Van Gundy had beaten James as an underdog before, in the 2009 conference finals when he coached the Orlando Magic. James was brilliant in that series, averaging 38.5 points, eight rebounds, and eight assists before losing in six games. He had done it with a benign tumor that had developed in his jaw area, which was removed in an intricate four-hour surgery two days after the series ended. Van Gundy’s strategy of shutting down James’s teammates had worked in that series, and he was working on another move seven years later.
The league dinged Van Gundy with a $25,000 fine for the comment. But it was only the beginning of the Pistons trying to get under James’s skin. Despite being the No. 8 seed, Detroit felt the Cavs might be vulnerable. They’d had a worse record under Ty Lue (27–14) than the fired David Blatt (30–11) as their defense sagged after the change. Also, the Pistons believed the Cavs’ best players, James and Kyrie Irving, could be goaded into taking three-pointers, and that was exactly what the Pistons wanted. James shot 31 percent during the season on threes, his lowest percentage since his rookie season, as he’d fallen into a bad habit of losing balance on long shots. Irving, his legs not quite as strong as usual after he returned from knee surgery, had hit 32 percent on threes, the worst season of his career.

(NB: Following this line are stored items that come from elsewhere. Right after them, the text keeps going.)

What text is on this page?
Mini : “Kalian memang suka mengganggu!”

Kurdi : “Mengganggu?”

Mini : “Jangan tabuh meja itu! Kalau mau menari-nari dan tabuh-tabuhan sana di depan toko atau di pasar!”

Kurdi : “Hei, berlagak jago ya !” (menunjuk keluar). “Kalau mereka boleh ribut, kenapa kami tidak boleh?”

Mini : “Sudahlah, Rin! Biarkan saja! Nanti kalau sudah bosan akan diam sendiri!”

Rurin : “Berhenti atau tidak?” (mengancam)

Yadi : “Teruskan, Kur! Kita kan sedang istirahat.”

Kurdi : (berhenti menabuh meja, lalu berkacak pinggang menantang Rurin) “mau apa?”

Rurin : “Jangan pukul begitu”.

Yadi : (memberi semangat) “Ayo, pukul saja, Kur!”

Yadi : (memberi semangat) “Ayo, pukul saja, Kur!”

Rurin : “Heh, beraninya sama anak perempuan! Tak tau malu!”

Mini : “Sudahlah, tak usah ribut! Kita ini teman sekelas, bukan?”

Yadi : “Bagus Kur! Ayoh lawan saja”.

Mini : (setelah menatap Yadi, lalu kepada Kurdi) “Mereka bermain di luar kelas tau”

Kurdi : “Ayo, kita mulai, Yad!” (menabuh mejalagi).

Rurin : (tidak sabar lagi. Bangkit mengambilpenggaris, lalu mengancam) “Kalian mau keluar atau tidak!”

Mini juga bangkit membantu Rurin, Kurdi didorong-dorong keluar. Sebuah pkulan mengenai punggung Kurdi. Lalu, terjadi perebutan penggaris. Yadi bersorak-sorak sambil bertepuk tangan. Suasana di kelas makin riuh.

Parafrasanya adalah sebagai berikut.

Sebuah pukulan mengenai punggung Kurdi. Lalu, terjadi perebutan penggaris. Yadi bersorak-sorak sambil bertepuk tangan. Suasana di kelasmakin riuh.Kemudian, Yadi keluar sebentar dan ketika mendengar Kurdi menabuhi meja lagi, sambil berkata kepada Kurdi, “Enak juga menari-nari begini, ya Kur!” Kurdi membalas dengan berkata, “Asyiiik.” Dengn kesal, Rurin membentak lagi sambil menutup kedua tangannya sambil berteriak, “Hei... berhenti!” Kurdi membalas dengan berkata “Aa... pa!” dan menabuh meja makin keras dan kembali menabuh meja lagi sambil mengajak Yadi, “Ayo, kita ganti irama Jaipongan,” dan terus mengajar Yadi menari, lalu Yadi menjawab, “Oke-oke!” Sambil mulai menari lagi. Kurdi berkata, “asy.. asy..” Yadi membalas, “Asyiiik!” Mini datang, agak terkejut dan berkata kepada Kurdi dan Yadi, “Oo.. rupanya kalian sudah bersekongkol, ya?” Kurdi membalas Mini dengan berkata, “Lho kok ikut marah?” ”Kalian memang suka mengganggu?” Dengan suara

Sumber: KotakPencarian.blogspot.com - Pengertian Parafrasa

What the Pistons didn’t consider was Irving’s rigorous conditioning during the second half of the season had gotten him into the best shape of his career. Over the final five games of the regular season, his three-point shooting had jumped to 42 percent.
So Detroit backed off and dared the stars to shoot. With James, their defenders gave him space and waited back in position, hoping he’d either take a long shot or run over them for offensive fouls. The Cavs won Game 1, but by just five points. Irving took advantage of all the space the Pistons were giving him and drilled five three-pointers to finish with 31 points. Kevin Love made four three-pointers and had 28. James had 22 points and 11 rebounds.
But the Pistons were undeterred, especially rookie Stanley Johnson. He’d first played against James two summers before. While James was having meetings and considering his jump to Cleveland during his Nike camp in Las Vegas, he played in a pickup game with Johnson on the other side. About to start at the University of Arizona, Johnson was aggressive and rough with James and certainly unafraid, trash-talking the legend at his own camp.
Johnson played several minutes of effective defense on James in Game 1 and then made himself the center of attention afterward. “We think, we know, we can win the series,” he said. “Honestly, LeBron’s a physical guy. But if he wants to try and grab me and throw me to the floor, and you call a foul on me, I just don’t understand that. I’ve never had a person grab my jersey and try to throw me to the floor.”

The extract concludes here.